Definitions Flashcards
Planning
Defining goals for future organisational performance and deciding o the tasks and use of resources needed to attain them.
Organising
Assigning tasks, grouping of tasks into departments and allocating resources to departments.
Leading
involves the use of influence to motivate employees to achieve the organisation’s goal.
Controlling
Monitoring employees’ activities, keeping the organisation on track towards its goals, and making corrections as needed.
Organisational performance
the organisation’s ability to attain its goals by using resources in an efficient and effective manner.
Organisation
a social entity that is goal-directed and deliberately structured
Effectiveness
The degree to which the organisation achieves a stated goal.
Efficiency
the use of minimal resources, raw materials, money and people, to produce a desired volume of output.
Scientific Management (F.W. Taylor) - management knows best
Emphasised a rational, scientific approach to the study of management; sought to make organisations efficient operating machines.
Humanistic perspective (Mary Parker Follett and Chester Barnard)
Emphasised the importance of understanding human behaviours, need and attitudes in the workplace.

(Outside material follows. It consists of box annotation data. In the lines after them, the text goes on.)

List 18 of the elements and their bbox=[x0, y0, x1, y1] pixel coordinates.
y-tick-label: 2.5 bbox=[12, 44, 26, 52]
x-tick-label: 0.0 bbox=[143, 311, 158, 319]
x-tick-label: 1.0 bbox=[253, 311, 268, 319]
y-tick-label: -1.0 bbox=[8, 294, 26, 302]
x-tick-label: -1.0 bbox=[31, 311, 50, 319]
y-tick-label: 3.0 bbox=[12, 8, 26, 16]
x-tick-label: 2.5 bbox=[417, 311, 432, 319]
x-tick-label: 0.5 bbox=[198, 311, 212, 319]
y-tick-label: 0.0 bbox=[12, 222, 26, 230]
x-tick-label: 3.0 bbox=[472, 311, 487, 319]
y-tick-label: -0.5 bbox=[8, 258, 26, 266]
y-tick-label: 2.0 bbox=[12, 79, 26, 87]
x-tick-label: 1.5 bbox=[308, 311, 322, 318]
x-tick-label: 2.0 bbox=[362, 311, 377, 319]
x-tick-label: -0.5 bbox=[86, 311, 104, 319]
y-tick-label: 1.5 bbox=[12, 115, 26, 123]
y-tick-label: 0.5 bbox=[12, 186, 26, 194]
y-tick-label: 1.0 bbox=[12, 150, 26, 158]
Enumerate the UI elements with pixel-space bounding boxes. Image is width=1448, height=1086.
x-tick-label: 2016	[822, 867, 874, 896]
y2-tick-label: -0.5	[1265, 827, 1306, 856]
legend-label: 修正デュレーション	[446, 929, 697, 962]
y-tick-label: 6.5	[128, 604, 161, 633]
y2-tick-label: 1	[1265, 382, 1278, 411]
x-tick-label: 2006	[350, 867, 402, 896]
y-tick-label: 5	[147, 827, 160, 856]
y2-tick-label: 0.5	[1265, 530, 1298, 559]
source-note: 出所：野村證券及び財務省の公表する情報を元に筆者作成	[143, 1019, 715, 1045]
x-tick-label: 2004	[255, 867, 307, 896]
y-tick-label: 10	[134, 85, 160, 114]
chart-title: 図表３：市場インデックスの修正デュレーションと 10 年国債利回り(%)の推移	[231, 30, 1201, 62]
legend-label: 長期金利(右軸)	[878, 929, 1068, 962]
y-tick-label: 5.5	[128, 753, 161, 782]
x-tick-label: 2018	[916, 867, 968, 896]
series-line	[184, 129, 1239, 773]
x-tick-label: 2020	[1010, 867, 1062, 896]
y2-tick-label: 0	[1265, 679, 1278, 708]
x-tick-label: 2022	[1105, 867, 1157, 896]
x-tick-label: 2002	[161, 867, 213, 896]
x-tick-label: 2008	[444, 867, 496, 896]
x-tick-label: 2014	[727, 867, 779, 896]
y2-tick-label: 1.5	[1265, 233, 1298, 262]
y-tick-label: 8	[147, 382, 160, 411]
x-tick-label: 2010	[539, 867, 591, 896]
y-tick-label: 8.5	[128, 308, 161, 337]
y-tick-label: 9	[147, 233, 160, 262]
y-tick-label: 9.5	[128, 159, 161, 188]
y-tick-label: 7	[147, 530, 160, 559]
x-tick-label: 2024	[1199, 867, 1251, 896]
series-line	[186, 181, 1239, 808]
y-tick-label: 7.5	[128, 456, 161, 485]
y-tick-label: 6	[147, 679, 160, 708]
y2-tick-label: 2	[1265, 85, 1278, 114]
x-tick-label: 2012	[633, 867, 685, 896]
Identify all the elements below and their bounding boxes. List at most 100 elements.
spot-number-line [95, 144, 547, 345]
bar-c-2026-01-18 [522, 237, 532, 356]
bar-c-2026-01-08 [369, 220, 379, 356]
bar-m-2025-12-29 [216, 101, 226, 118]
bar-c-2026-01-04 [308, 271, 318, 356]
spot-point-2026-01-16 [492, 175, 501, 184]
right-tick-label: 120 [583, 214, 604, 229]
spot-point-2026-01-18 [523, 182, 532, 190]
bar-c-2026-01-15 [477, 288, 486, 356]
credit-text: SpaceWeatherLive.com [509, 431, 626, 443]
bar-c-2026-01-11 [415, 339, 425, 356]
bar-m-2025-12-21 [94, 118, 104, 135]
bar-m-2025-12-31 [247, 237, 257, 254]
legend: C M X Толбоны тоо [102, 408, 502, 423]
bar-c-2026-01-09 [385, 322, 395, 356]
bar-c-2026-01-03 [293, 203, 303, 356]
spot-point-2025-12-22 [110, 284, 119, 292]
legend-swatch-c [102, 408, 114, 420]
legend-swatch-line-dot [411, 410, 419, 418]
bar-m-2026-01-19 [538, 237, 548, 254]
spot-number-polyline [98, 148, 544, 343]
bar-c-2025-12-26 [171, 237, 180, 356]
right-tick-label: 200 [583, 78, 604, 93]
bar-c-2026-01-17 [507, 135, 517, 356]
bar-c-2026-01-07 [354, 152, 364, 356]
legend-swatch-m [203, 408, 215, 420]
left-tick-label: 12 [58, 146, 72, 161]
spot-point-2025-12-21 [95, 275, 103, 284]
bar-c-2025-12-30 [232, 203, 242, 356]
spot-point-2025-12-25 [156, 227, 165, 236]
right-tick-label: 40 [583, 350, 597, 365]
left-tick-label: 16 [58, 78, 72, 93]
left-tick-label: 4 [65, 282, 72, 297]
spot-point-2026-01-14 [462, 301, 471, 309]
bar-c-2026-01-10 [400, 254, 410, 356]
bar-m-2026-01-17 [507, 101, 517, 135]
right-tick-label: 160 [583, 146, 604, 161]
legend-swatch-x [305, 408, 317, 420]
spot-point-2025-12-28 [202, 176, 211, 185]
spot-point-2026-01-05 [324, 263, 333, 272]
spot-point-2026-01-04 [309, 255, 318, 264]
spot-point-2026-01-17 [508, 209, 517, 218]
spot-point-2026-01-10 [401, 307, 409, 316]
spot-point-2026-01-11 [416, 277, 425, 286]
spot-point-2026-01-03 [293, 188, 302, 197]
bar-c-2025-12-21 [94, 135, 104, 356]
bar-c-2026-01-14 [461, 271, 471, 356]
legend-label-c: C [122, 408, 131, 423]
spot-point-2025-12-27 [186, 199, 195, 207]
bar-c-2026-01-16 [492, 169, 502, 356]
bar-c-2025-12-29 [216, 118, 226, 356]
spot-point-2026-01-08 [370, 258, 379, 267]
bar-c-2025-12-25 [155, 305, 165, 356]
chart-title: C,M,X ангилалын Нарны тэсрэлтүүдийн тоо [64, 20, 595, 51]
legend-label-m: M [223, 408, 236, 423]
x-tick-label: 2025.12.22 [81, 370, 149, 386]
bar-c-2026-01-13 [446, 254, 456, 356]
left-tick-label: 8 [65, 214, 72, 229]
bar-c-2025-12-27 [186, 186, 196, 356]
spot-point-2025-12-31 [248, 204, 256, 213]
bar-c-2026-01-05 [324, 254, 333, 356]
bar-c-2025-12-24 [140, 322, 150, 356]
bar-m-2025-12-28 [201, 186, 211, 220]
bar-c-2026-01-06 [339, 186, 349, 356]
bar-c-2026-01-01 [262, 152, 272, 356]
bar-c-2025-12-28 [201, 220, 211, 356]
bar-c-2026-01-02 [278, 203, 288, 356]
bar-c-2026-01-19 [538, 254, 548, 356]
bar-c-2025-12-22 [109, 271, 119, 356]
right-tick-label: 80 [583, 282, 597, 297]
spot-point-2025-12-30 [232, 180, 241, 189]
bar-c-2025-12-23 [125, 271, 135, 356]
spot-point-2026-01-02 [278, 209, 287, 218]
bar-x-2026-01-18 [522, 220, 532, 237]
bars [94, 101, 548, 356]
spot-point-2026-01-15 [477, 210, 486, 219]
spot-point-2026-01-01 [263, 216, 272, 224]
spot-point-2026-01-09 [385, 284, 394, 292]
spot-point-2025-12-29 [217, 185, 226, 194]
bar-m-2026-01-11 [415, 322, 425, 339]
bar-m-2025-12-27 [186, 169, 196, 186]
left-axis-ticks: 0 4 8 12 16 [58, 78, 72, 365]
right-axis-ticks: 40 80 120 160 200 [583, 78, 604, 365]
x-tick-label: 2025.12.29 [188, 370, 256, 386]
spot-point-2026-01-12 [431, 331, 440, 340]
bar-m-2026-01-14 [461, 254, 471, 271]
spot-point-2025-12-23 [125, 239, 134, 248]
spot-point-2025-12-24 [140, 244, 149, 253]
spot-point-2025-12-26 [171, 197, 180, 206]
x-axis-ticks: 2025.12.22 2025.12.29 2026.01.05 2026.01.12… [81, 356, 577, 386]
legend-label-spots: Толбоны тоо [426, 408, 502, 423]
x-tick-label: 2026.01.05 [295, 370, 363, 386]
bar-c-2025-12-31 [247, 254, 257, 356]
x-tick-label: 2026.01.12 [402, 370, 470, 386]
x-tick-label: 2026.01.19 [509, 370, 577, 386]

Organisation’s external environment
Reflects an open systems view of organisations.
P in PEST analysis
Political-Legal
Political activities and legislation targeting organisational behaviour; the political regime and stability of the region.
E in PEST analysis
Economic
The Overall economic health of the region in which the organisation operates; interest rates and monetary policies; costs of raw materials.
S in PEST analysis
Social-Cultural
The demographics, the customs and values, and lifestyle trends of the population in which the organisation operates.
T in PEST analysis
Technological
Advances in technology and scientific knowledge.
Coping with uncertainty
- Adapting the organisation to changes in the environment
2. Shaping the environment to the organisation’s needs.
Goal
a desired future state that the organisation attempts to realise
Plan
a blueprint specifying the resource allocations, schedules and other actions necessary for attaining goals.
SMART goals
Specific, Measurable, Aggressive yet attainable, Relevant, Time-bound
MBO (Peter Drucker)
Management by objectives
- Set Goals
- Develop action plans
- Review progress (and take corrective action)
- Appraise performance
Planning in a turbulent environment (3 plannings)
- Contingency planning/ Scenario planning
- brainstorm possible scenarios, extrapolate current situation, consider future discontinuous
- develop strategies to deal with each scenario (contingency planning) - Crisis management planning
- mitigate the effects of sudden and devastating events - Decentralised emergent planning
- decentralised planning staff, more informal, strategic direction
Strategic management
the set of decisions and actions used to formulate and implement strategies (or plans) that aim to give an organisation its competitive advantage.
Formulation
planning and decision making that leads to establishment of the organisation’s goals and a specific strategic plan.
Execution
use of managerial and organisational tools to direct resources towards achieving strategic outcomes.
VRIO framework
Valuable, Rareness, Imitability, Organisation
Core competencies
resources and capabilities that generate sustainable competitive advantage for an organisation
Business level strategy
Differentiation, Cost Leadership and Focus
Corporate level strategy
considers an organisation to be a portfolio of businesses, resources, capabilities or activities.
Strategic vehicles
- Growth/ innovation from within
- Mergers and acquisitions
- Strategic partnerships
heuristics
intuitive shortcuts learned from experience
Organisational structure
the framework in which the organisation defines how tasks are divided, the work of employees and departments coordinated, and authority distributed.
Contingency factors affecting organisational structure
Strategy, size, technology, environmental uncertainty.
organisational culture
the customary or traditional ways of thinking and doing things, which are shared to a greater or lesser degree by all members of the organisation and which new members must learn and at least partially accept in order to be accepted in the service of the firm.
Adaptability culture
Values creativity and innovation
encourage individual initiative and autonomy in decision making.
Achievement culture
Results-oriented
values competitiveness, personal initiative, cost-cutting and achievement
handsome rewards for high performers.
Involvement culture
high value on meeting the needs of employees
Values cooperation, consideration and equality.
Consistency culture
Values and rewards standardisation, control, and a well-defined structure for authority and decision making.
Uses an internal focus and a consistency orientation.